On Sunday we had our last sermon in the Exodus series. Aneirin spoke on chapters 35–40.
If 35:21 has stirred your heart, how could you be using what the Lord has give you in his service? How have you come to know the Lord your God better through the book of Exodus?
Two members of the 4pm congregation have a written a reflection on the book of Exodus. They were asked share a truth God has taught them, and how that truth has impacted the way they think and live. The purpose of these reflections is to encourage all of us to be meditating on what the Lord has taught us personally in Exodus, and how that ought to impact our whole life.

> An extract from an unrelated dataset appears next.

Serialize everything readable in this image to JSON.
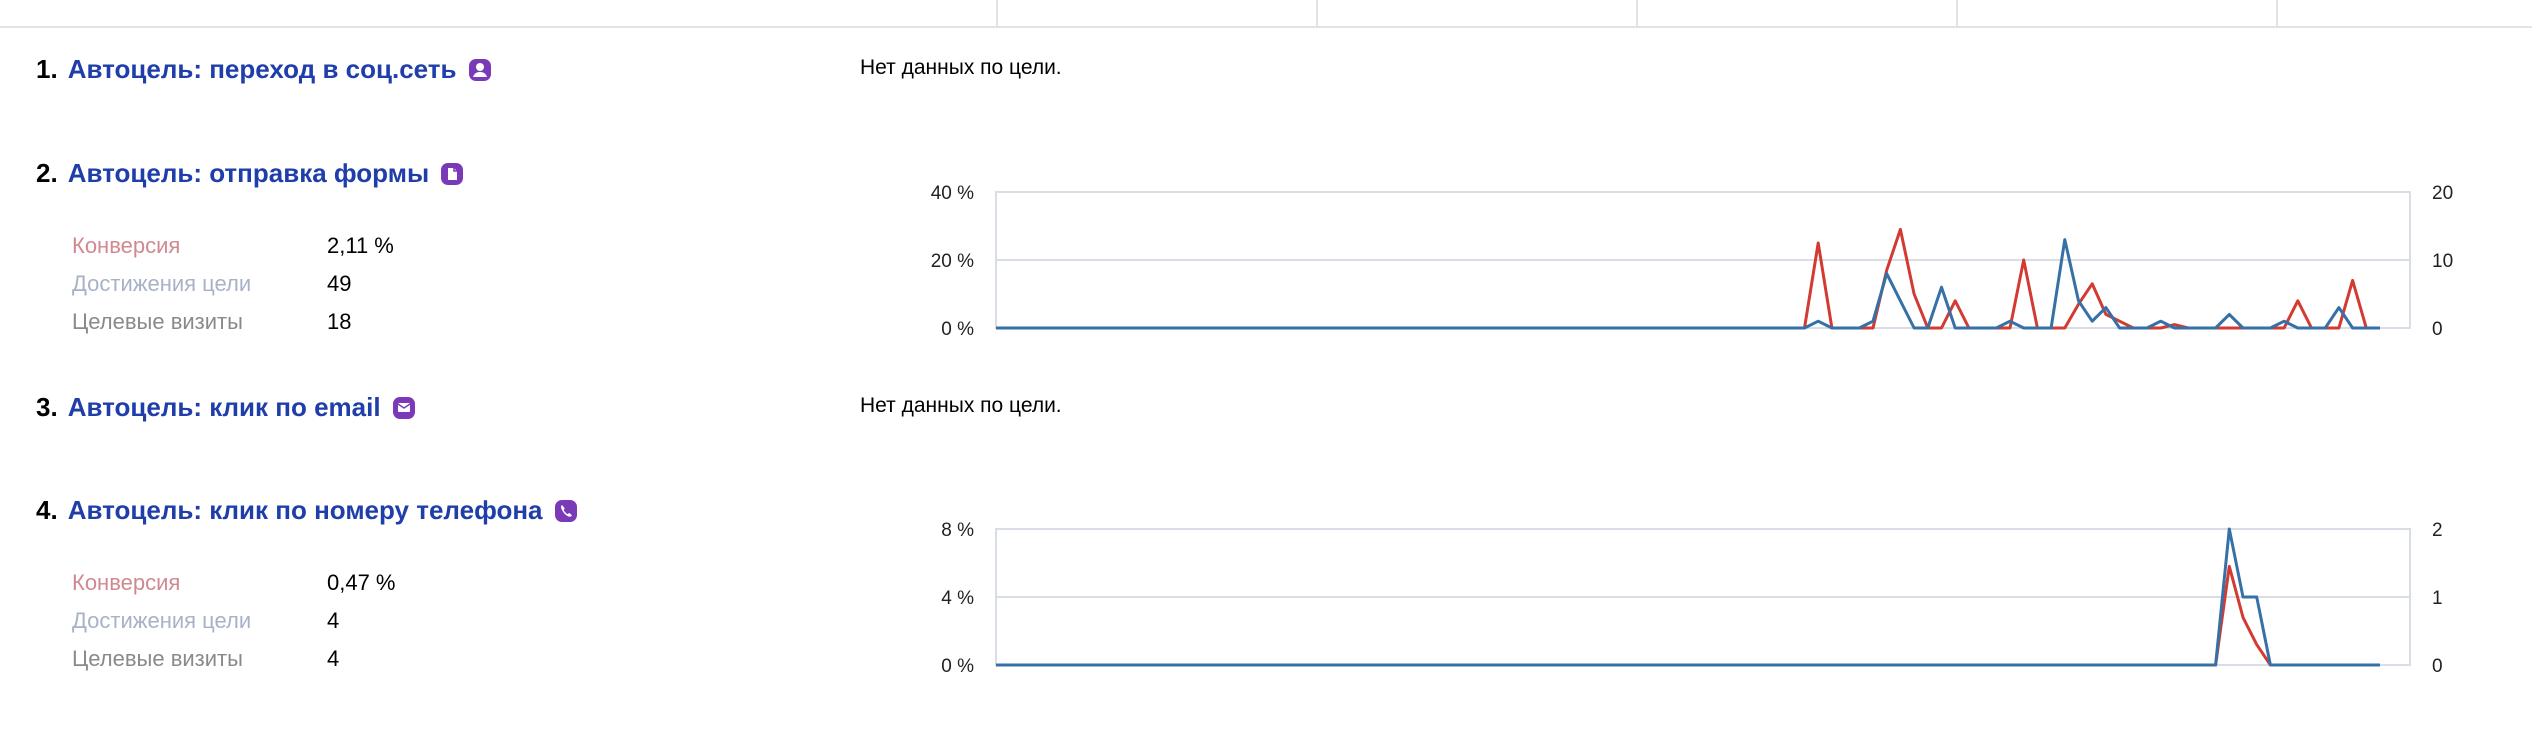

From the sermon on Exodus 20:22-23:33 I was reminded that God rules every part of our lives, all the time. It seems simple and yet it is so easily forgotten. We clearly see the truth that God demands total devotion (20:23) when the Israelites are commanded not to make any other gods before the Lord. Looking back on my notes I wrote that we need to keep the completed work of Jesus in our hearts.
This sermon spoke to me when Chris Fishlock described 23:10-19 as keeping "God-centered calendars". Often I find my calendar filling up quickly but without a greater purpose in mind. I was really challenged to keep Jesus at the center of my daily life. This changed my attitude toward my desire to control my day. Exodus helped remind me that God wants control of every part of my life! Now I pray that I give him all of me, including my diary.
God's rescue of the Israelites from Egypt has been a theme of the recent series in Exodus. The image of him carrying his people "on wings of eagles" has really struck me. How wonderful to be reminded of God holding us up, when we sometimes feel like we are tumbling out of control. We are truly dependent on our loving Father and I've been reminded of that over and over. The great work that God does in reaching out to the Israelites, taking them out of Egypt, providing food and water in the desert, and coming to dwell with them, really show his love for his people, even when they (and we) prove to be unworthy.
Another thing that has struck me in Exodus has been the detail of God's instructions. The many laws and rules laid out in Exodus often feel overwhelming but they show the vast difference between our ideas of being "good enough" and God's perfect holiness. It wonderful to read these laws, especially the 10 commandments, as not just instructions on how to live now, but also as God promising to grow and change us to be the holy people He has called us to be. As we struggle with trying to live godly lives, it's great to remember that God continues his work in us, his people, shaping our thoughts and hearts.